Under federal law, a national marine conservation area is protected from ocean dumping, undersea mining and energy exploration and overfishing. The Nunavut Land Claims Agreement provides additional opportunities for Inuit-designed conservation measures. According to federal records, Shell Oil has offshore oil and gas leases totaling 8,700 square kilometres (3,400 square miles) just east of Lancaster Sound.
Northern Solution
Oceans North Canada supports the creation of the proposed Lancaster Sound national marine conservation area to foster a conservation balance in one of the Arctic’s most biologically rich regions – a region already stressed by climate change.

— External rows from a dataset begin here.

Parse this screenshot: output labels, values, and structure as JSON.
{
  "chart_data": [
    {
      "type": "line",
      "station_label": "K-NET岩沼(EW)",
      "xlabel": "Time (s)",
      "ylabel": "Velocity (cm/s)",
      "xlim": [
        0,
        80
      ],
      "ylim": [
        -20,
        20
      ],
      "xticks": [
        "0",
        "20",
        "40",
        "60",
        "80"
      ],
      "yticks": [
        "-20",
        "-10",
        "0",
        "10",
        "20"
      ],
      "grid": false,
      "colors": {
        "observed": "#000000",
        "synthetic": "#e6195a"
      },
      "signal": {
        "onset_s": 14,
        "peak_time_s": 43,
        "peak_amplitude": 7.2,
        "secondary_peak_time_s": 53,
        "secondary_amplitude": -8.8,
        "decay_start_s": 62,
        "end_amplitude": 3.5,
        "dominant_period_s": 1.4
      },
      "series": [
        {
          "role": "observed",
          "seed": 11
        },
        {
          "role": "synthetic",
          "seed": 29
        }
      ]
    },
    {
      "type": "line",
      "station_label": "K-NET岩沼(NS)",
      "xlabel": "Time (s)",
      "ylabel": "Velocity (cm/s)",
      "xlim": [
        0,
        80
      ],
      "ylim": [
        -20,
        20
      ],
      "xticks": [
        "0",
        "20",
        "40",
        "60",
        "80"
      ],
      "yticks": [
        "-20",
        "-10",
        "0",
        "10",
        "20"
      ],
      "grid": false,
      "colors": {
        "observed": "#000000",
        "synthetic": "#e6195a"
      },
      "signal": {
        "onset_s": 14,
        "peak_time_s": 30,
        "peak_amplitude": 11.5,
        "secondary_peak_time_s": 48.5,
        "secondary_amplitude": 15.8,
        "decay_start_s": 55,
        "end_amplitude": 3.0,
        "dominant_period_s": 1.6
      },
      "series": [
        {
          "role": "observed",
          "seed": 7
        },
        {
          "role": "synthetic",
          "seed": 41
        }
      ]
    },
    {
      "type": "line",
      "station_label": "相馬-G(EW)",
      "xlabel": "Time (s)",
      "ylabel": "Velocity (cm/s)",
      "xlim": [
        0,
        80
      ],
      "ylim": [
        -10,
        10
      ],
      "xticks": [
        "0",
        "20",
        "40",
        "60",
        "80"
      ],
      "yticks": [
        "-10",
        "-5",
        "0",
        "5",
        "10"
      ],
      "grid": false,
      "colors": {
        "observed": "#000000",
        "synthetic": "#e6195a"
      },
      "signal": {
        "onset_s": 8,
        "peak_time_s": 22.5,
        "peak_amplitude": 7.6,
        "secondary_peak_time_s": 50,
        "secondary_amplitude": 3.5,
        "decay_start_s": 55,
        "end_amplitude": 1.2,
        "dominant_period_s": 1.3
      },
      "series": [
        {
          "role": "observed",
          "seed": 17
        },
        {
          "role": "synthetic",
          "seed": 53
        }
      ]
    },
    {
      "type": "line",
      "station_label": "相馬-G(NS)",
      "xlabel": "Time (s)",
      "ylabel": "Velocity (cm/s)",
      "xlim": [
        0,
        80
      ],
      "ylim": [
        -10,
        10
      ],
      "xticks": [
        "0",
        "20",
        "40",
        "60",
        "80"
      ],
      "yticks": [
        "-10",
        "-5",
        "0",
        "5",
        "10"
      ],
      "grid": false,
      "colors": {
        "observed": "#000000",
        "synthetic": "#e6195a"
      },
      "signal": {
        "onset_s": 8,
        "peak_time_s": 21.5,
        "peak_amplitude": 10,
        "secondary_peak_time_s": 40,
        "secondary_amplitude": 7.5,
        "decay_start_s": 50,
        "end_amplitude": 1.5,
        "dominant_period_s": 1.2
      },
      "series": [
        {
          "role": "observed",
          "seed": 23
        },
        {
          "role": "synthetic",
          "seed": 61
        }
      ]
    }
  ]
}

Once completed, this Inuit-led process will make Canada a world leader in Arctic marine conservation.

ENDNOTES:
Crawford, R.E. and J.K. Jorgenson. 1996. Quantitative Studies of Arctic Cod Schools: Important Energy Stores in the Arctic Food Web. Arctic Vol. 49, No. 2: 181– 193
Department of Indian and Northern Affairs Canada. 1982. The Lancaster Sound region, 1980- 2000:  Perspectives and issues on resource use: Draft green paper. Prepared by the Working Group on the Lancaster Sound Regional Study; edited by Dirschl H.J. ISBN 0662113225
Harper, J.R., P.D. Reimer, & R.W. Drinnan. 1986. A Biological, Geological, Oceanographic Study of the Lancaster Sound/Eclipse Sound Region for the Potential Marine Park Boundary Delineation. Dobrocky Seatech Ltd. for Parks Canada
Smith D.R., R. Gowan, J McComb. 1989. Geology and Potential of a Proposed National Marine Park, Lancaster Soun, Northwest Territories
Canada Oil and Gas Lands Adminstration. Indian and Northern Affairs Canada. Parks Canada.
North Baffin Regional Land Use Plan. Nunavut Planning Commission. 2000.
Welch, H.E. et. al. 1992. Energy Flow through the Marine Ecosystem of the Lancaster Sound Region, Arctic Canada. Dec. 1992: 343-357.